Judging from remembered events and the date we moved town, I guess it must have been some point when I was 8 or less when I properly realised how limited the knowledge of most adults was, including various authority figures, which I suppose is a relatively necessary step to questioning them, or privately wondering what the base their claims on.
Once started, that questioning does have some fairly serious positive feedback - even if you can't prove someone is wrong, if they're making grand claims and you can see a lack of good evidence, it does tend to make you doubt them pretty seriously, and then look more carefully at the next person making claims.
I can't remember believing in Santa as such, though that's not to say I disbelieved.
I suppose children are used to having stories told to them all the time that they don't necessarily believe are true, but which they don't violently disbelieve either.

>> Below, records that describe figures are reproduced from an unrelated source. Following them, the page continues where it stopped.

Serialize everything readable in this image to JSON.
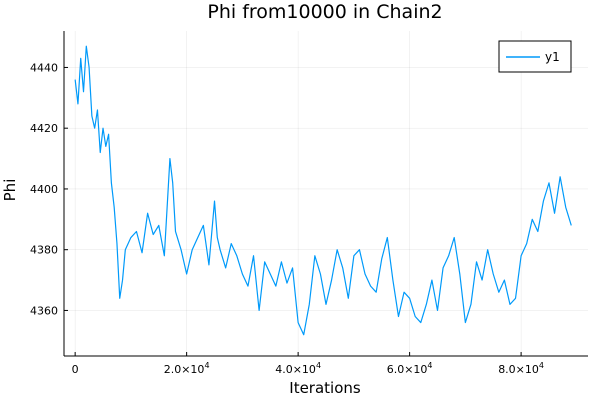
{
  "chart_data": {
    "type": "line",
    "title": "Phi from10000 in Chain2",
    "xlabel": "Iterations",
    "ylabel": "Phi",
    "xlim": [
      -2000,
      92000
    ],
    "ylim": [
      4345,
      4452
    ],
    "grid": true,
    "legend_position": "top-right",
    "series_color": "#009AFA",
    "x_ticks": [
      {
        "value": 0,
        "label": "0",
        "sup": ""
      },
      {
        "value": 20000,
        "label": "2.0×10",
        "sup": "4"
      },
      {
        "value": 40000,
        "label": "4.0×10",
        "sup": "4"
      },
      {
        "value": 60000,
        "label": "6.0×10",
        "sup": "4"
      },
      {
        "value": 80000,
        "label": "8.0×10",
        "sup": "4"
      }
    ],
    "y_ticks": [
      {
        "value": 4360,
        "label": "4360"
      },
      {
        "value": 4380,
        "label": "4380"
      },
      {
        "value": 4400,
        "label": "4400"
      },
      {
        "value": 4420,
        "label": "4420"
      },
      {
        "value": 4440,
        "label": "4440"
      }
    ],
    "series": [
      {
        "name": "y1",
        "x": [
          0,
          500,
          1000,
          1500,
          2000,
          2500,
          3000,
          3500,
          4000,
          4500,
          5000,
          5500,
          6000,
          6500,
          7000,
          7500,
          8000,
          8500,
          9000,
          10000,
          11000,
          12000,
          13000,
          14000,
          15000,
          16000,
          16500,
          17000,
          17500,
          18000,
          19000,
          20000,
          21000,
          22000,
          23000,
          24000,
          25000,
          25500,
          26000,
          27000,
          28000,
          29000,
          30000,
          31000,
          32000,
          33000,
          34000,
          35000,
          36000,
          37000,
          38000,
          39000,
          40000,
          41000,
          42000,
          43000,
          44000,
          45000,
          46000,
          47000,
          48000,
          49000,
          50000,
          51000,
          52000,
          53000,
          54000,
          55000,
          56000,
          57000,
          58000,
          59000,
          60000,
          61000,
          62000,
          63000,
          64000,
          65000,
          66000,
          67000,
          68000,
          69000,
          70000,
          71000,
          72000,
          73000,
          74000,
          75000,
          76000,
          77000,
          78000,
          79000,
          80000,
          81000,
          82000,
          83000,
          84000,
          85000,
          86000,
          87000,
          88000,
          89000
        ],
        "y": [
          4436,
          4428,
          4443,
          4432,
          4447,
          4440,
          4424,
          4420,
          4426,
          4412,
          4420,
          4414,
          4418,
          4402,
          4394,
          4382,
          4364,
          4370,
          4380,
          4384,
          4386,
          4379,
          4392,
          4385,
          4388,
          4378,
          4394,
          4410,
          4402,
          4386,
          4380,
          4372,
          4380,
          4384,
          4388,
          4375,
          4396,
          4384,
          4380,
          4374,
          4382,
          4378,
          4372,
          4368,
          4378,
          4360,
          4376,
          4372,
          4368,
          4376,
          4369,
          4374,
          4356,
          4352,
          4362,
          4378,
          4372,
          4362,
          4370,
          4380,
          4374,
          4364,
          4378,
          4380,
          4372,
          4368,
          4366,
          4377,
          4384,
          4370,
          4358,
          4366,
          4364,
          4358,
          4356,
          4362,
          4370,
          4360,
          4374,
          4378,
          4384,
          4372,
          4356,
          4362,
          4376,
          4370,
          4380,
          4372,
          4366,
          4370,
          4362,
          4364,
          4378,
          4382,
          4390,
          4386,
          4396,
          4402,
          4392,
          4404,
          4394,
          4388
        ]
      }
    ]
  }
}
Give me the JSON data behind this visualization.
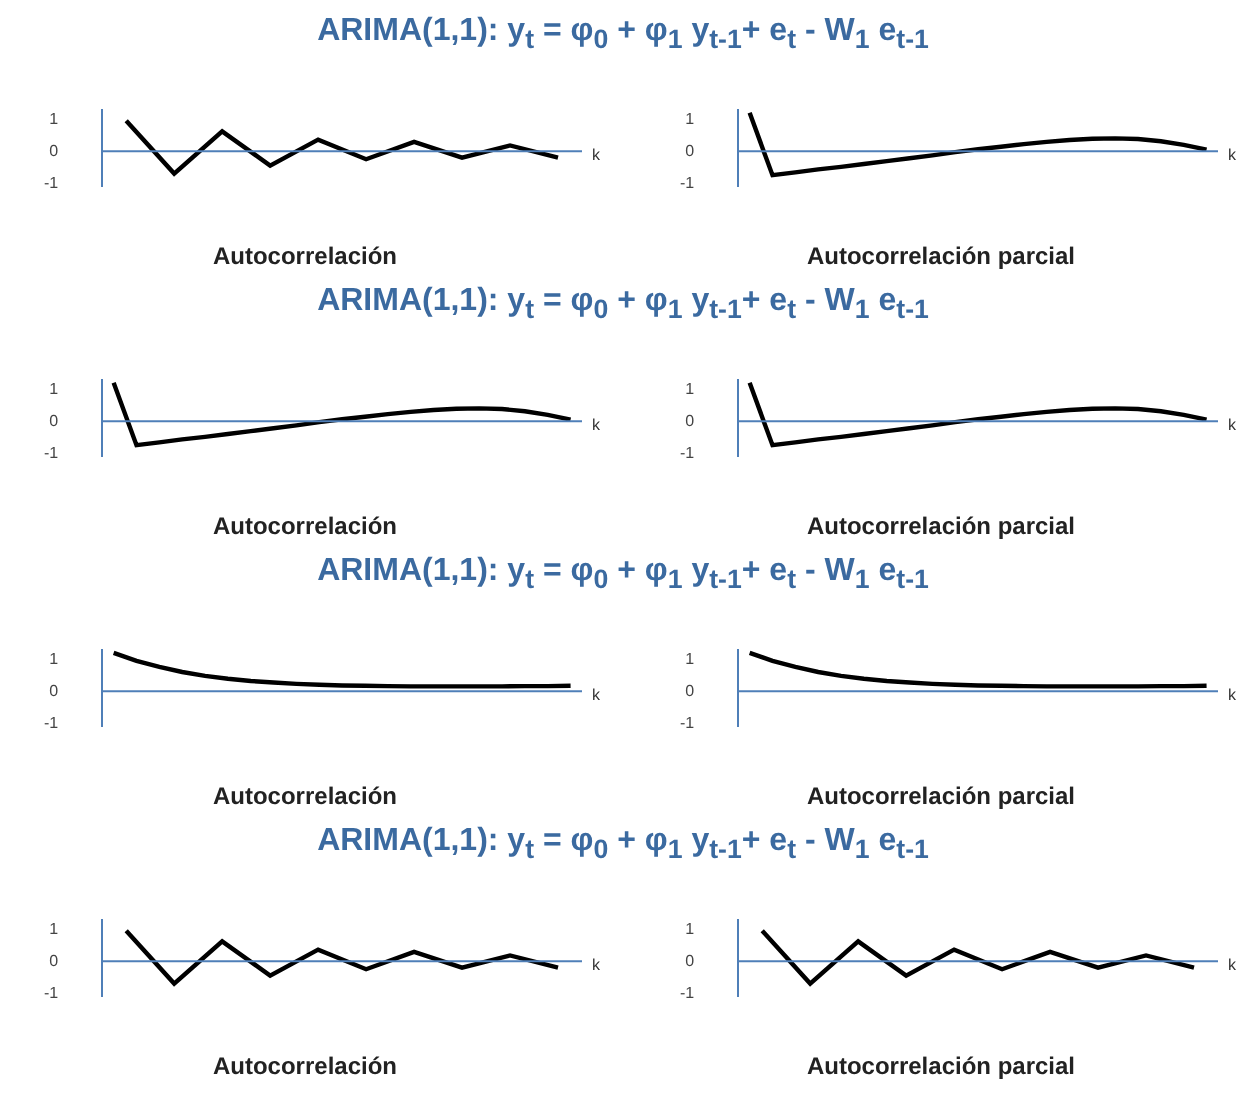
{
  "chart_data": [
    {
      "type": "other",
      "title": "ARIMA(1,1): y$_{t}$ = φ$_{0}$  + φ$_{1}$ y$_{t-1}$+ e$_{t}$ - W$_{1}$ e$_{t-1}$"
    },
    {
      "type": "line",
      "title": "Autocorrelación",
      "xlabel": "k",
      "categories": [
        null,
        null,
        null,
        null,
        null,
        null,
        null,
        null,
        null,
        null
      ],
      "values": [
        0.95,
        -0.7,
        0.62,
        -0.45,
        0.36,
        -0.25,
        0.29,
        -0.2,
        0.18,
        -0.2
      ],
      "color": "#000000",
      "ylim": [
        -1.1,
        1.3
      ],
      "yticks": [
        -1,
        0,
        1
      ],
      "tick_labels": "y",
      "grid": false,
      "ref_lines": [
        {
          "axis": "y",
          "value": 0,
          "color": "#4f7fb8"
        }
      ]
    },
    {
      "type": "line",
      "title": "Autocorrelación parcial",
      "xlabel": "k",
      "categories": [
        null,
        null,
        null,
        null,
        null,
        null,
        null,
        null,
        null,
        null,
        null,
        null,
        null,
        null,
        null,
        null,
        null,
        null,
        null,
        null,
        null
      ],
      "values": [
        1.2,
        -0.75,
        -0.66,
        -0.57,
        -0.49,
        -0.4,
        -0.31,
        -0.22,
        -0.13,
        -0.03,
        0.06,
        0.14,
        0.22,
        0.29,
        0.35,
        0.39,
        0.4,
        0.38,
        0.31,
        0.2,
        0.05
      ],
      "color": "#000000",
      "ylim": [
        -1.1,
        1.3
      ],
      "yticks": [
        -1,
        0,
        1
      ],
      "tick_labels": "y",
      "grid": false,
      "ref_lines": [
        {
          "axis": "y",
          "value": 0,
          "color": "#4f7fb8"
        }
      ]
    },
    {
      "type": "other",
      "title": "ARIMA(1,1): y$_{t}$ = φ$_{0}$  + φ$_{1}$ y$_{t-1}$+ e$_{t}$ - W$_{1}$ e$_{t-1}$"
    },
    {
      "type": "line",
      "title": "Autocorrelación",
      "xlabel": "k",
      "categories": [
        null,
        null,
        null,
        null,
        null,
        null,
        null,
        null,
        null,
        null,
        null,
        null,
        null,
        null,
        null,
        null,
        null,
        null,
        null,
        null,
        null
      ],
      "values": [
        1.2,
        -0.75,
        -0.66,
        -0.57,
        -0.49,
        -0.4,
        -0.31,
        -0.22,
        -0.13,
        -0.03,
        0.06,
        0.14,
        0.22,
        0.29,
        0.35,
        0.39,
        0.4,
        0.38,
        0.31,
        0.2,
        0.05
      ],
      "color": "#000000",
      "ylim": [
        -1.1,
        1.3
      ],
      "yticks": [
        -1,
        0,
        1
      ],
      "tick_labels": "y",
      "grid": false,
      "ref_lines": [
        {
          "axis": "y",
          "value": 0,
          "color": "#4f7fb8"
        }
      ]
    },
    {
      "type": "line",
      "title": "Autocorrelación parcial",
      "xlabel": "k",
      "categories": [
        null,
        null,
        null,
        null,
        null,
        null,
        null,
        null,
        null,
        null,
        null,
        null,
        null,
        null,
        null,
        null,
        null,
        null,
        null,
        null,
        null
      ],
      "values": [
        1.2,
        -0.75,
        -0.66,
        -0.57,
        -0.49,
        -0.4,
        -0.31,
        -0.22,
        -0.13,
        -0.03,
        0.06,
        0.14,
        0.22,
        0.29,
        0.35,
        0.39,
        0.4,
        0.38,
        0.31,
        0.2,
        0.05
      ],
      "color": "#000000",
      "ylim": [
        -1.1,
        1.3
      ],
      "yticks": [
        -1,
        0,
        1
      ],
      "tick_labels": "y",
      "grid": false,
      "ref_lines": [
        {
          "axis": "y",
          "value": 0,
          "color": "#4f7fb8"
        }
      ]
    },
    {
      "type": "other",
      "title": "ARIMA(1,1): y$_{t}$ = φ$_{0}$  + φ$_{1}$ y$_{t-1}$+ e$_{t}$ - W$_{1}$ e$_{t-1}$"
    },
    {
      "type": "line",
      "title": "Autocorrelación",
      "xlabel": "k",
      "categories": [
        null,
        null,
        null,
        null,
        null,
        null,
        null,
        null,
        null,
        null,
        null,
        null,
        null,
        null,
        null,
        null,
        null,
        null,
        null,
        null,
        null
      ],
      "values": [
        1.2,
        0.95,
        0.76,
        0.6,
        0.48,
        0.39,
        0.32,
        0.27,
        0.23,
        0.2,
        0.18,
        0.17,
        0.16,
        0.15,
        0.15,
        0.15,
        0.15,
        0.15,
        0.16,
        0.16,
        0.17
      ],
      "color": "#000000",
      "ylim": [
        -1.1,
        1.3
      ],
      "yticks": [
        -1,
        0,
        1
      ],
      "tick_labels": "y",
      "grid": false,
      "ref_lines": [
        {
          "axis": "y",
          "value": 0,
          "color": "#4f7fb8"
        }
      ]
    },
    {
      "type": "line",
      "title": "Autocorrelación parcial",
      "xlabel": "k",
      "categories": [
        null,
        null,
        null,
        null,
        null,
        null,
        null,
        null,
        null,
        null,
        null,
        null,
        null,
        null,
        null,
        null,
        null,
        null,
        null,
        null,
        null
      ],
      "values": [
        1.2,
        0.95,
        0.76,
        0.6,
        0.48,
        0.39,
        0.32,
        0.27,
        0.23,
        0.2,
        0.18,
        0.17,
        0.16,
        0.15,
        0.15,
        0.15,
        0.15,
        0.15,
        0.16,
        0.16,
        0.17
      ],
      "color": "#000000",
      "ylim": [
        -1.1,
        1.3
      ],
      "yticks": [
        -1,
        0,
        1
      ],
      "tick_labels": "y",
      "grid": false,
      "ref_lines": [
        {
          "axis": "y",
          "value": 0,
          "color": "#4f7fb8"
        }
      ]
    },
    {
      "type": "other",
      "title": "ARIMA(1,1): y$_{t}$ = φ$_{0}$  + φ$_{1}$ y$_{t-1}$+ e$_{t}$ - W$_{1}$ e$_{t-1}$"
    },
    {
      "type": "line",
      "title": "Autocorrelación",
      "xlabel": "k",
      "categories": [
        null,
        null,
        null,
        null,
        null,
        null,
        null,
        null,
        null,
        null
      ],
      "values": [
        0.95,
        -0.7,
        0.62,
        -0.45,
        0.36,
        -0.25,
        0.29,
        -0.2,
        0.18,
        -0.2
      ],
      "color": "#000000",
      "ylim": [
        -1.1,
        1.3
      ],
      "yticks": [
        -1,
        0,
        1
      ],
      "tick_labels": "y",
      "grid": false,
      "ref_lines": [
        {
          "axis": "y",
          "value": 0,
          "color": "#4f7fb8"
        }
      ]
    },
    {
      "type": "line",
      "title": "Autocorrelación parcial",
      "xlabel": "k",
      "categories": [
        null,
        null,
        null,
        null,
        null,
        null,
        null,
        null,
        null,
        null
      ],
      "values": [
        0.95,
        -0.7,
        0.62,
        -0.45,
        0.36,
        -0.25,
        0.29,
        -0.2,
        0.18,
        -0.2
      ],
      "color": "#000000",
      "ylim": [
        -1.1,
        1.3
      ],
      "yticks": [
        -1,
        0,
        1
      ],
      "tick_labels": "y",
      "grid": false,
      "ref_lines": [
        {
          "axis": "y",
          "value": 0,
          "color": "#4f7fb8"
        }
      ]
    }
  ]
}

Possibly it's just that they pick up from their parents some unspoken idea of which things are worth pretending to believe in, or develop a mental category for 'neither believe nor disbelieve' without having to explicitly think about it.
I suppose that even small kids are used to being told things by adults that are probably untrue but which are sometimes best left unchallenged, or seeing people telling white lies where it's obvious that it's generally better for the lie to be believed than challenged (if Dad hadn't gone to a party because he couldn't stand the person giving it, it's probably better all round if some other excuse given for non-attendance goes unchallenged).
Certainly, the night when I saw my father carrying Christmas presents into my bedroom (again, I must have been 8 or less due to the location), I don't think I'd already decided Santa Claus it was definitely just a story, but I wasn't disappointed, or surprised by anything other than having caught someone in the act of present-giving.
I suppose that in practical terms, my belief or lack of it didn't make any real difference, so there hadn't been any need to make a decision one way or another.